There is a bomb threat at my husband's school. We can't mention it to the kids. He is not worried, not too much, anyway.
Tuesday:
Seven million loads of laundry and counting. A big putsy dinner to make. Wiped out and drained with this neverending cold. And dreading the Test. My thirteen-year-old daughter's teacher calls. She was kicked out of class for insubordanance (I wonder where she got that from?). Well, she made a scene in school and must be grounded. Great, and there is a huge party she is going to miss this weekend that she is furious about. My sister calls after dinner and informs me that Grandma is in the hospital. She had fainted last Thursday, had a doc appointment Monday, and was sent to the hospital. The doctors have run many tests but can find nothing wrong. I am devestated. My grandma and I are very close (she practically raised me while my mother spent her life finding herself) and she has been in the hospital two days and NO ONE has told me until now??? Supposedly mother tried to call. Funny, we have caller ID and I find no evidence of a call from her.
Wednesday:
Mamogram, long wait and breast ultrasound. Yep, just a cyst. Come back in 6 months. Oh and you have calcifications, but everyone has those. Might want to consider giving up coffee (NEVER NEVER NEVER gonna happen, I gotta have SOMETHING!!! and my something is coffee, I don't care how lumpy it makes my breasts). Stop by and visit Grandma. She is scared, but acting brave. Her carotid arteries are clogged and she needs surgery, probably Friday. She actually had had a stroke. Mom is too busy to visit today (yeah, sure). We hug and both try not to cry. I leave and retreive my fellers. They are happy to see me, not happy to go. Try to get them to take a nap when we get home. It is kind of late in the afternoon. The Teen Girl gets home from school, stomps and bangs around the house, wakes up the fellers. I get a call. I have to pick up the Teen Boy. Get back in the car for more driving.
Thursday:
Take the fellers to visit Grandma in the hospital. She is off the IV and monitors and thankful for that. She does not need a stress test, good. But she is so scared. The woman has never had a surgery in her life. All the doctors are giving her scarey info: the risk of further stroke or heart attack during surgery, there will be at least two surgeries, she will be in overnight, she will be in for a week...The fellers rund around the room, ransacking the place, search and destroy. Yes, they even colored on the floor. And why do they all want the pink squirt gun (empty of ammo!) when there is a bigger better green one, too? So they fight, and they scream, and Grandma keeps saying how sick the people are here, and J gets mad when I try to take off his sweater, walks around with his arms out screaming, so I say its time to go home (thinking to get him to stop screaming, some threat) and he agrees, "ome, ome!" Packing them back in their sweaters, I am dripping sweat on the marker marks on the floor. All the people I see must be right, they are a lot of work. Did I even talk to Grandma today? I remember nothing except preschoolers jumping on the $10k bed, dripping cookie crumbs and apple juice, yanking the blood pressure cuff out the wall while the four year old yells and makes a mad dash to the bathroom to go poop. Have to take the urine collection cups out of the toilet first! What was I thinking???
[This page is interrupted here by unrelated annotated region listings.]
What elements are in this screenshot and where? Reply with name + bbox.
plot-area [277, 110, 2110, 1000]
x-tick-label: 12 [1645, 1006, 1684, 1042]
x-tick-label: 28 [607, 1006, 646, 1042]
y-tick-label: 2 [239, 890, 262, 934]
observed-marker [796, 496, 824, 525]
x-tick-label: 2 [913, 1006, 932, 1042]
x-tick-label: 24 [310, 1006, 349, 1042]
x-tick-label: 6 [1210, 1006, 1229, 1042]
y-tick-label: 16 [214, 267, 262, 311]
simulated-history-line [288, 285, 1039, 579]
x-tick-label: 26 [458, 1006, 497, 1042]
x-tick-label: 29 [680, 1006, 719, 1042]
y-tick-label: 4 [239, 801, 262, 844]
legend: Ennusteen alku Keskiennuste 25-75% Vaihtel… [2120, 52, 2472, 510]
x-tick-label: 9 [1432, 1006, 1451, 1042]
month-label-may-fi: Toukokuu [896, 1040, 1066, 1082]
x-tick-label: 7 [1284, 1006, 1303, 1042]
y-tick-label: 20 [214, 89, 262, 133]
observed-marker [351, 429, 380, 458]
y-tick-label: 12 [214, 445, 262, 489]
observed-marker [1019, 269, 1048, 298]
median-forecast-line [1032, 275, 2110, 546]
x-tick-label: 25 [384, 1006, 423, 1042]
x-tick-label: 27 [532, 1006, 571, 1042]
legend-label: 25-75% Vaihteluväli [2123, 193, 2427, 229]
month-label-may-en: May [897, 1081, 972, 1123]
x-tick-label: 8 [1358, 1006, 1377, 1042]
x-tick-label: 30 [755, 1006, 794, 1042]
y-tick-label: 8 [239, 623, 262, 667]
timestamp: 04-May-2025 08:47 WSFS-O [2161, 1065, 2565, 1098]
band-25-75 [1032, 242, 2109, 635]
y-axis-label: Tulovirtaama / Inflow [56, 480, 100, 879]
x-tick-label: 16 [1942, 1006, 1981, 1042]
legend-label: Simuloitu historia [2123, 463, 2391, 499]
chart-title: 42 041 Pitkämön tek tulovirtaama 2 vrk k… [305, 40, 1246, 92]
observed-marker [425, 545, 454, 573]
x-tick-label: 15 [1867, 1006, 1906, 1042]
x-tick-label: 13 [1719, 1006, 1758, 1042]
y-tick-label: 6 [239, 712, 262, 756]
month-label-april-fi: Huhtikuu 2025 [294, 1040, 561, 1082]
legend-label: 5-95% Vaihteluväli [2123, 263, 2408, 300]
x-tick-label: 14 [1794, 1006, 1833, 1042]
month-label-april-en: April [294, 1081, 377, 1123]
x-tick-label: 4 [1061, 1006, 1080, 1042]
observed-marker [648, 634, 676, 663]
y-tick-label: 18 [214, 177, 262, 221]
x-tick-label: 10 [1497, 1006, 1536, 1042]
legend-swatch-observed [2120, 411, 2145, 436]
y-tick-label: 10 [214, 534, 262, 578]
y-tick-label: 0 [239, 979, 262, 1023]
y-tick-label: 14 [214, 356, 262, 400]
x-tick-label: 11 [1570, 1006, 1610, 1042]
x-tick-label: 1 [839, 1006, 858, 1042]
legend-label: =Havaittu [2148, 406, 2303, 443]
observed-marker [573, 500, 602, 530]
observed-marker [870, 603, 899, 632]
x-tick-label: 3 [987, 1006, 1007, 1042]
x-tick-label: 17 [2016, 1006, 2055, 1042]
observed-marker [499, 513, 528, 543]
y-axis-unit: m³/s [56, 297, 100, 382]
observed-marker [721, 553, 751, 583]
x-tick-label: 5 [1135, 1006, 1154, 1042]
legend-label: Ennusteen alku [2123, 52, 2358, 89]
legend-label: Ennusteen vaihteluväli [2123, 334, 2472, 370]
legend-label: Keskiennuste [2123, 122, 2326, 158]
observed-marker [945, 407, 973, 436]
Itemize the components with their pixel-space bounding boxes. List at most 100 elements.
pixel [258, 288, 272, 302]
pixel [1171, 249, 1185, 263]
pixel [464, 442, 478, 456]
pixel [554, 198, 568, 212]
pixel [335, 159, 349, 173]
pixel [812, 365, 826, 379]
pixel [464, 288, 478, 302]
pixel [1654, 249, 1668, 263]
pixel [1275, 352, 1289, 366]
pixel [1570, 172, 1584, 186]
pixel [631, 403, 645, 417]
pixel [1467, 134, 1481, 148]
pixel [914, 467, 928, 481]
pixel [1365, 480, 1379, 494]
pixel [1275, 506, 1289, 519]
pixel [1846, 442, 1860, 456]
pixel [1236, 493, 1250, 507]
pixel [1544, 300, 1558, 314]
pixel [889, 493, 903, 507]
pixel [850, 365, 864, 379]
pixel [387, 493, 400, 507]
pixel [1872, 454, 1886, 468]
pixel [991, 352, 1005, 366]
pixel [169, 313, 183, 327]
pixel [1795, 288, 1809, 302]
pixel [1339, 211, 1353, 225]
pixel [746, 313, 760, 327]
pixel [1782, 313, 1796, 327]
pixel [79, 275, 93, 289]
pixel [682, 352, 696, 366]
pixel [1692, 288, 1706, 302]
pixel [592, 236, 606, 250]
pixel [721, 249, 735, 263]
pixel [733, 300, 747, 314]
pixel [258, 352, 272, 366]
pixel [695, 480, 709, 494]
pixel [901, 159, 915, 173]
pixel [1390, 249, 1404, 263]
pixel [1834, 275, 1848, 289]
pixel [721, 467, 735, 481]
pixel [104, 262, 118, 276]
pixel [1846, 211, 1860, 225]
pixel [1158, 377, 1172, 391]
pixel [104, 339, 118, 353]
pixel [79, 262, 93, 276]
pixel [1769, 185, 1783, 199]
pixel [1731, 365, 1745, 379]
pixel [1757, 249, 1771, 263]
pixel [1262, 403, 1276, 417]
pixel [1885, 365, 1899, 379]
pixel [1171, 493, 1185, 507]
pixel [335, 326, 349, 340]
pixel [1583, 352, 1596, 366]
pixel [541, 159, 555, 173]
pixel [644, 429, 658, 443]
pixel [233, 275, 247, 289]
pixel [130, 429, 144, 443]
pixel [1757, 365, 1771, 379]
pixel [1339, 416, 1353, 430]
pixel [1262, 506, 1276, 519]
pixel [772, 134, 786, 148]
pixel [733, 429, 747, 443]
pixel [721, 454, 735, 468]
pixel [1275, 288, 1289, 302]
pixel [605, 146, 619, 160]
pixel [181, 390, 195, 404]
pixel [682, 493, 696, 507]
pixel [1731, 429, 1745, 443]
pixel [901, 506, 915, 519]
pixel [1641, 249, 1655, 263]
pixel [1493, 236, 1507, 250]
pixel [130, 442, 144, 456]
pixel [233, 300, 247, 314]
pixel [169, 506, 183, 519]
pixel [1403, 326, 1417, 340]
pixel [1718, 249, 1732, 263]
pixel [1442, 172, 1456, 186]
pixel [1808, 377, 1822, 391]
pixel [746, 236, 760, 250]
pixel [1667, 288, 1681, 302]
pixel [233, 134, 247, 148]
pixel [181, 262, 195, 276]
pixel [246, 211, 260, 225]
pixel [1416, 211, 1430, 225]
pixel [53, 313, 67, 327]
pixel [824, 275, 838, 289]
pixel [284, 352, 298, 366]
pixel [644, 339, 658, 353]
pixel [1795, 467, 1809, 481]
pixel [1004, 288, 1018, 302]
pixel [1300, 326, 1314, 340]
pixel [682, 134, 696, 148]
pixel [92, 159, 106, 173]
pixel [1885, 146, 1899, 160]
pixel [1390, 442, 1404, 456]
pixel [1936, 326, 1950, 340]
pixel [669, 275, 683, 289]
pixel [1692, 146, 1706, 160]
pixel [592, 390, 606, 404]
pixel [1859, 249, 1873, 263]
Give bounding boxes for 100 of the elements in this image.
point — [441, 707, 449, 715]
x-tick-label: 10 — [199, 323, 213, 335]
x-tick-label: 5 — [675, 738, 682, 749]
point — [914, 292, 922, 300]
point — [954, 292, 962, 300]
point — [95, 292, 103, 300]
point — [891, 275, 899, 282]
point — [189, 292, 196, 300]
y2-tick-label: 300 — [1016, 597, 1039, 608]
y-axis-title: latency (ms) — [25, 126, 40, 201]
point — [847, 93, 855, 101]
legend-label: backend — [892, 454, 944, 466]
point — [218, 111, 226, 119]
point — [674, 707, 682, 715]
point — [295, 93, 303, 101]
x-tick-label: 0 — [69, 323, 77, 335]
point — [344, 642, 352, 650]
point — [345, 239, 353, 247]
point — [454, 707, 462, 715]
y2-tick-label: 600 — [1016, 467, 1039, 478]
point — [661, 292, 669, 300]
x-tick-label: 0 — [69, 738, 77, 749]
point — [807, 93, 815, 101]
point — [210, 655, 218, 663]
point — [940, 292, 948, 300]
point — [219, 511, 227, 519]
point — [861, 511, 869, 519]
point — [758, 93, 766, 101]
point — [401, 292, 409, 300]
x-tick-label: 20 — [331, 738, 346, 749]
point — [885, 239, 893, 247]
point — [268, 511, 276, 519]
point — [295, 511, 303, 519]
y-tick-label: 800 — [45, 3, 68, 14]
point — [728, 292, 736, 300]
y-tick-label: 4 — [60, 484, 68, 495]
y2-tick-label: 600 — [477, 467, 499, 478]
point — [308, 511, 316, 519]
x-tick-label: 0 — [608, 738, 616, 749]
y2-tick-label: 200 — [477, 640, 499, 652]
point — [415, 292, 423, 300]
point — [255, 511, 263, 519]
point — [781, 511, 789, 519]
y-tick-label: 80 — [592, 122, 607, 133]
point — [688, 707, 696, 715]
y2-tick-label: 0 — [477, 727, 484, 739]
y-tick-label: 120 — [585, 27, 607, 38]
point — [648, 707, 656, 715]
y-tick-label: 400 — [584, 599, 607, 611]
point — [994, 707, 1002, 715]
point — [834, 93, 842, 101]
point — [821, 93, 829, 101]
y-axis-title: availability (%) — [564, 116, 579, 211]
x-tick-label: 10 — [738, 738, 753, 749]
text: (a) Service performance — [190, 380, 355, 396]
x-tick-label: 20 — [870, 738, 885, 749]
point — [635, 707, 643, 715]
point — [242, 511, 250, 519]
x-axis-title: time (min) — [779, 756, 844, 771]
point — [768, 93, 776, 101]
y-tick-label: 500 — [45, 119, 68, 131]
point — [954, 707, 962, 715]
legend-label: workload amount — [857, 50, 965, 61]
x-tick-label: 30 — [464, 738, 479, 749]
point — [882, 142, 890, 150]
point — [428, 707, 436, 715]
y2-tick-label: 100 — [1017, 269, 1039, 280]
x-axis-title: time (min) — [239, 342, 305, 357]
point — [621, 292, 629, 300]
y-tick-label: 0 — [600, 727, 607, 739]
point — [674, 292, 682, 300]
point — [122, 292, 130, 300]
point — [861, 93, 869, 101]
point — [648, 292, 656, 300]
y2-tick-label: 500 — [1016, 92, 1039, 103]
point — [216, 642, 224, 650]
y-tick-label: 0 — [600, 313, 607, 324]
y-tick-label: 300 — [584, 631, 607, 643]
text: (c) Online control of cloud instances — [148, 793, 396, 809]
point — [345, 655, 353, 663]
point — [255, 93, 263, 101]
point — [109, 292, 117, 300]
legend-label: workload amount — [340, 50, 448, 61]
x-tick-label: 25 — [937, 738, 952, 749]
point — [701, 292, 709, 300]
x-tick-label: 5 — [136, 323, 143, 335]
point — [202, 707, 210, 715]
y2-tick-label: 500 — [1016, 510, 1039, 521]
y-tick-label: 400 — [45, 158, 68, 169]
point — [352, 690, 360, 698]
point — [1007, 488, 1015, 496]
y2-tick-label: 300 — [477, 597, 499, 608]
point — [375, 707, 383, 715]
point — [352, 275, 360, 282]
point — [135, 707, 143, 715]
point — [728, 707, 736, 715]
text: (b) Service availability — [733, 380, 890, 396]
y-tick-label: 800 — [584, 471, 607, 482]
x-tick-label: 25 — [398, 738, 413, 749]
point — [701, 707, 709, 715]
My husband does not get blown up today, thank goodness!!! But he is away at conferences and I miss him.
Lessons learned: 1)Never ever bring toddlers/hyper preschoolers to a hospital for any reason unless one of them is leaking blood or some other serious condition that would disable their running around screaming feature. 2) Mom will never change, she will never be the mother I always wanted or the daughter Grandma deserves. 3) I feel like a big jerk for having all this family and stuff going on, for neglecting grandma these last years, and I know I shouldn't and I know she doesn't hold it against me, but time really is so precious and short, as cliche as that may sound. I don't know, I just can't imagine how empty this world will be without her.